Potter’s jaws worked as if he were chewing tobacco, but he didn’t have a plug in one cheek. “Here’s another question for you, then, Sergeant-which would you rather have in front of you, those full colored units or white units somewhere between a quarter and half strength? Those are your choices. We’ve squeezed out about all the white manpower in the CSA there is to squeeze.”
“I don’t know the answer to that,” Jake said. “I just don’t know. I have a notion of what understrength white units can do. These niggers-who can guess? Might be better. Might be a hell of a lot worse.”
In musing tones, Major Potter said, “Some white units without the proper experience will break and run the first time they come under truly heavy fire, or the first time they have to face barrels. If the black soldiers don’t perform as well as veteran troops, you need to remember it may be because they’re raw, not because they’re black.”
“Yes, sir, I understand what you’re telling me,” Featherston said. “But then again, it may be because they’re niggers, too. Hell of a choice we’ve got, ain’t it, sir? We can lose the war without ’em, or we can put ’em in the line and pray to Jesus they don’t turn their guns on us or go over to the damnyankees in droves.”
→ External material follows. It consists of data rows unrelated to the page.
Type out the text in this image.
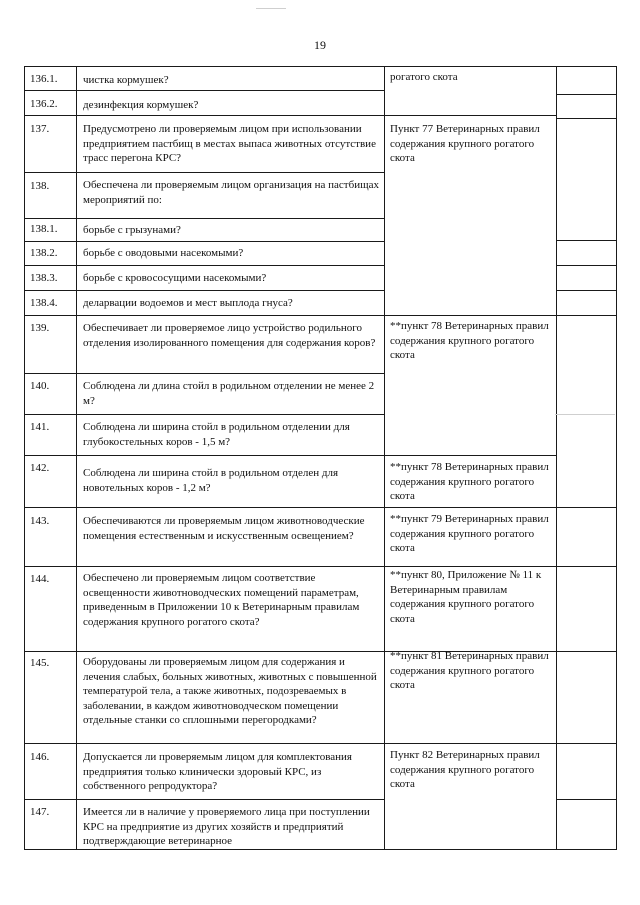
19
136.1.
136.2.
137.
138.
138.1.
138.2.
138.3.
138.4.
139.
140.
141.
142.
143.
144.
145.
146.
147.
чистка кормушек?
дезинфекция кормушек?
Предусмотрено ли проверяемым лицом при использовании предприятием пастбищ в местах выпаса животных отсутствие трасс перегона КРС?
Обеспечена ли проверяемым лицом организация на пастбищах мероприятий по:
борьбе с грызунами?
борьбе с оводовыми насекомыми?
борьбе с кровососущими насекомыми?
деларвации водоемов и мест выплода гнуса?
Обеспечивает ли проверяемое лицо устройство родильного отделения изолированного помещения для содержания коров?
Соблюдена ли длина стойл в родильном отделении не менее 2 м?
Соблюдена ли ширина стойл в родильном отделении для глубокостельных коров - 1,5 м?
Соблюдена ли ширина стойл в родильном отделен для новотельных коров - 1,2 м?
Обеспечиваются ли проверяемым лицом животноводческие помещения естественным и искусственным освещением?
Обеспечено ли проверяемым лицом соответствие освещенности животноводческих помещений параметрам, приведенным в Приложении 10 к Ветеринарным правилам содержания крупного рогатого скота?
Оборудованы ли проверяемым лицом для содержания и лечения слабых, больных животных, животных с повышенной температурой тела, а также животных, подозреваемых в заболевании, в каждом животноводческом помещении отдельные станки со сплошными перегородками?
Допускается ли проверяемым лицом для комплектования предприятия только клинически здоровый КРС, из собственного репродуктора?
Имеется ли в наличие у проверяемого лица при поступлении КРС на предприятие из других хозяйств и предприятий подтверждающие ветеринарное
рогатого скота
Пункт 77 Ветеринарных правил содержания крупного рогатого скота
**пункт 78 Ветеринарных правил содержания крупного рогатого скота
**пункт 78 Ветеринарных правил содержания крупного рогатого скота
**пункт 79 Ветеринарных правил содержания крупного рогатого скота
**пункт 80, Приложение № 11 к Ветеринарным правилам содержания крупного рогатого скота
**пункт 81 Ветеринарных правил содержания крупного рогатого скота
Пункт 82 Ветеринарных правил содержания крупного рогатого скота
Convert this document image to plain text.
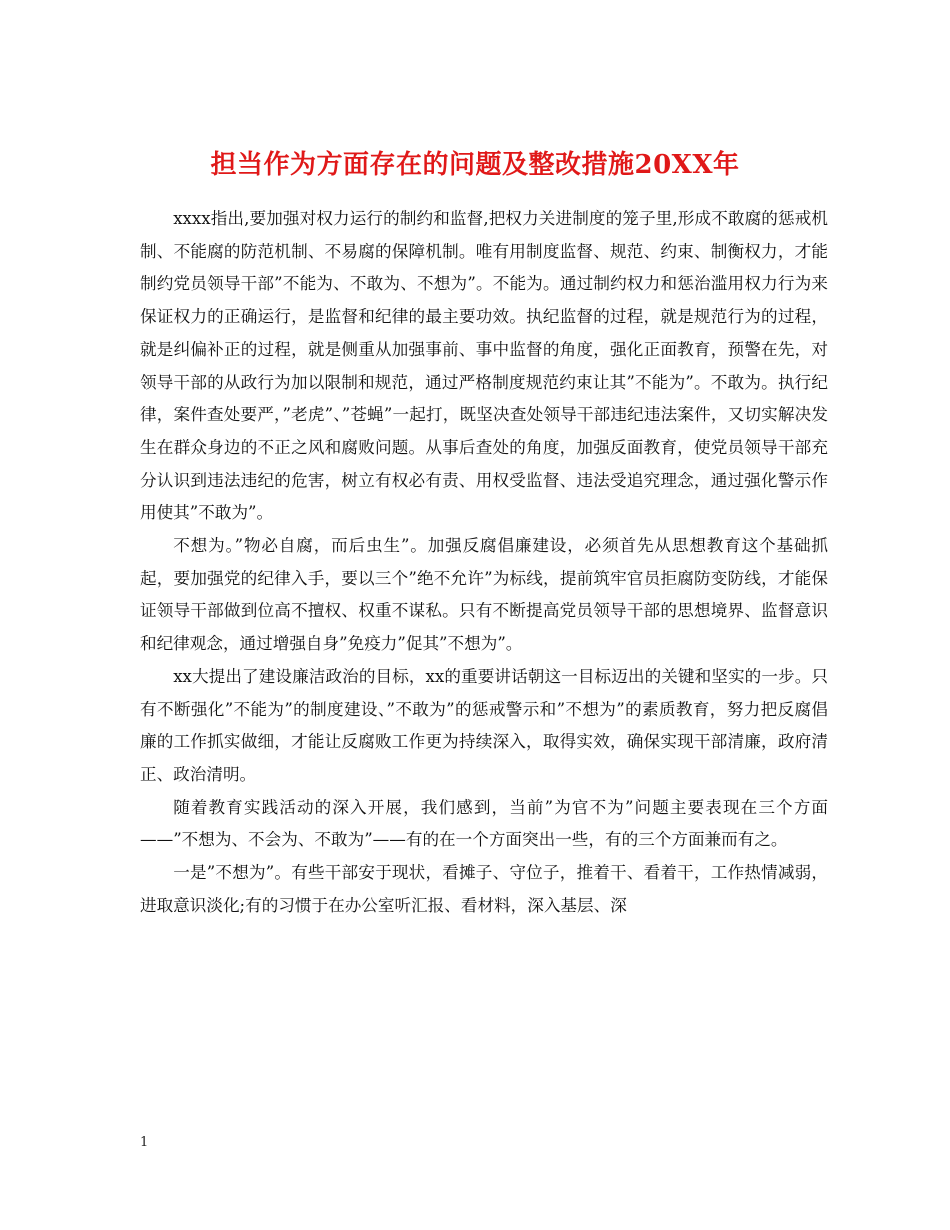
担当作为方面存在的问题及整改措施20XX年

xxxx指出,要加强对权力运行的制约和监督,把权力关进制度的笼子里,形成不敢腐的惩戒机制、不能腐的防范机制、不易腐的保障机制。唯有用制度监督、规范、约束、制衡权力，才能制约党员领导干部”不能为、不敢为、不想为”。不能为。通过制约权力和惩治滥用权力行为来保证权力的正确运行，是监督和纪律的最主要功效。执纪监督的过程，就是规范行为的过程，就是纠偏补正的过程，就是侧重从加强事前、事中监督的角度，强化正面教育，预警在先，对领导干部的从政行为加以限制和规范，通过严格制度规范约束让其”不能为”。不敢为。执行纪律，案件查处要严，”老虎”、”苍蝇”一起打，既坚决查处领导干部违纪违法案件，又切实解决发生在群众身边的不正之风和腐败问题。从事后查处的角度，加强反面教育，使党员领导干部充分认识到违法违纪的危害，树立有权必有责、用权受监督、违法受追究理念，通过强化警示作用使其”不敢为”。

不想为。”物必自腐，而后虫生”。加强反腐倡廉建设，必须首先从思想教育这个基础抓起，要加强党的纪律入手，要以三个”绝不允许”为标线，提前筑牢官员拒腐防变防线，才能保证领导干部做到位高不擅权、权重不谋私。只有不断提高党员领导干部的思想境界、监督意识和纪律观念，通过增强自身”免疫力”促其”不想为”。

xx大提出了建设廉洁政治的目标，xx的重要讲话朝这一目标迈出的关键和坚实的一步。只有不断强化”不能为”的制度建设、”不敢为”的惩戒警示和”不想为”的素质教育，努力把反腐倡廉的工作抓实做细，才能让反腐败工作更为持续深入，取得实效，确保实现干部清廉，政府清正、政治清明。

随着教育实践活动的深入开展，我们感到，当前”为官不为”问题主要表现在三个方面——”不想为、不会为、不敢为”——有的在一个方面突出一些，有的三个方面兼而有之。

一是”不想为”。有些干部安于现状，看摊子、守位子，推着干、看着干，工作热情减弱，进取意识淡化;有的习惯于在办公室听汇报、看材料，深入基层、深

1
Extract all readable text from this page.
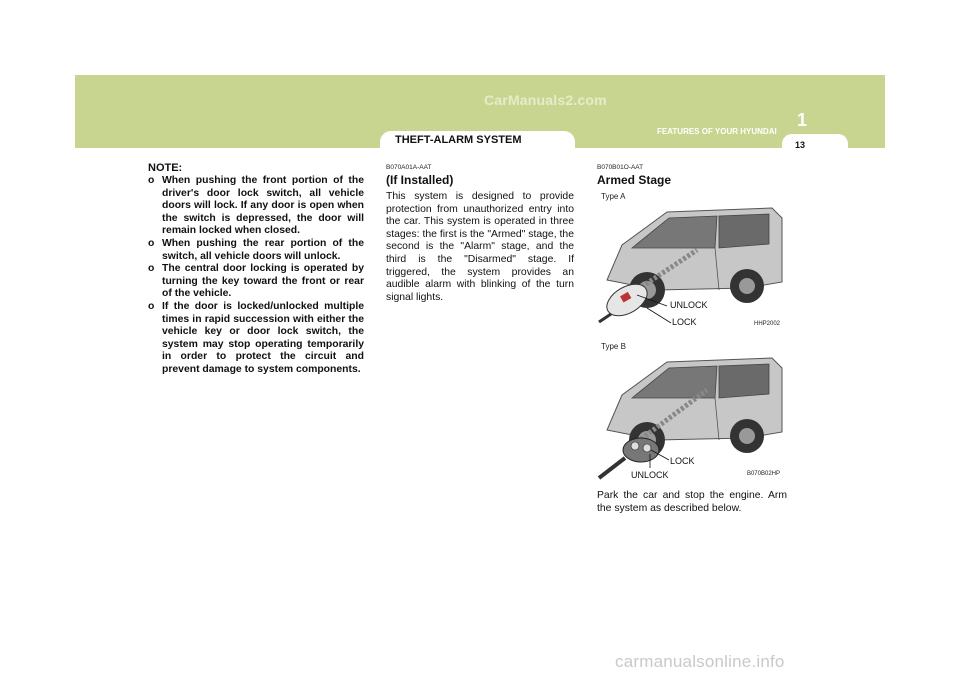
CarManuals2.com
1
FEATURES OF YOUR HYUNDAI
THEFT-ALARM SYSTEM	13

NOTE:

o When pushing the front portion of the driver's door lock switch, all vehicle doors will lock. If any door is open when the switch is depressed, the door will remain locked when closed.
o When pushing the rear portion of the switch, all vehicle doors will unlock.
o The central door locking is operated by turning the key toward the front or rear of the vehicle.
o If the door is locked/unlocked multiple times in rapid succession with either the vehicle key or door lock switch, the system may stop operating temporarily in order to protect the circuit and prevent damage to system components.

B070A01A-AAT

(If Installed)

This system is designed to provide protection from unauthorized entry into the car. This system is operated in three stages: the first is the "Armed" stage, the second is the "Alarm" stage, and the third is the "Disarmed" stage. If triggered, the system provides an audible alarm with blinking of the turn signal lights.

B070B01O-AAT

Armed Stage

Type A
UNLOCK
LOCK	HHP2002
Type B
LOCK
UNLOCK	B070B02HP

Park the car and stop the engine. Arm the system as described below.

carmanualsonline.info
Fussily neat, Potter took out a clasp knife and scraped dirt from under a thumbnail. He said, “You know, the United States have a holiday called Remembrance Day coming up next month. They’ve been keeping a list of everything we’ve done to them since we fired on Fort Sumter to start the War of Secession. By now, it’s a long list. If they do lick us, they’re going to pay it all back and make us start a list of our own.”
“You’re saying they’d better not lick us,” Jake said slowly.
“We won’t be happy if they do,” Clarence Potter agreed. Behind his spectacles, his eyes missed very little. He pointed to Featherston’s Gray Eagle notebook. “Are you keeping a list of your own, Sergeant?”
Jake’s ears got hot. He was indeed keeping a list of his own. If anyone besides him saw it, he’d be lucky to escape hard labor. If Major Potter asked-or demanded-to see it, he didn’t know what he’d do. Keeping his voice as light as he could, he answered, “Maybe I’ll do me up a book once the war is over.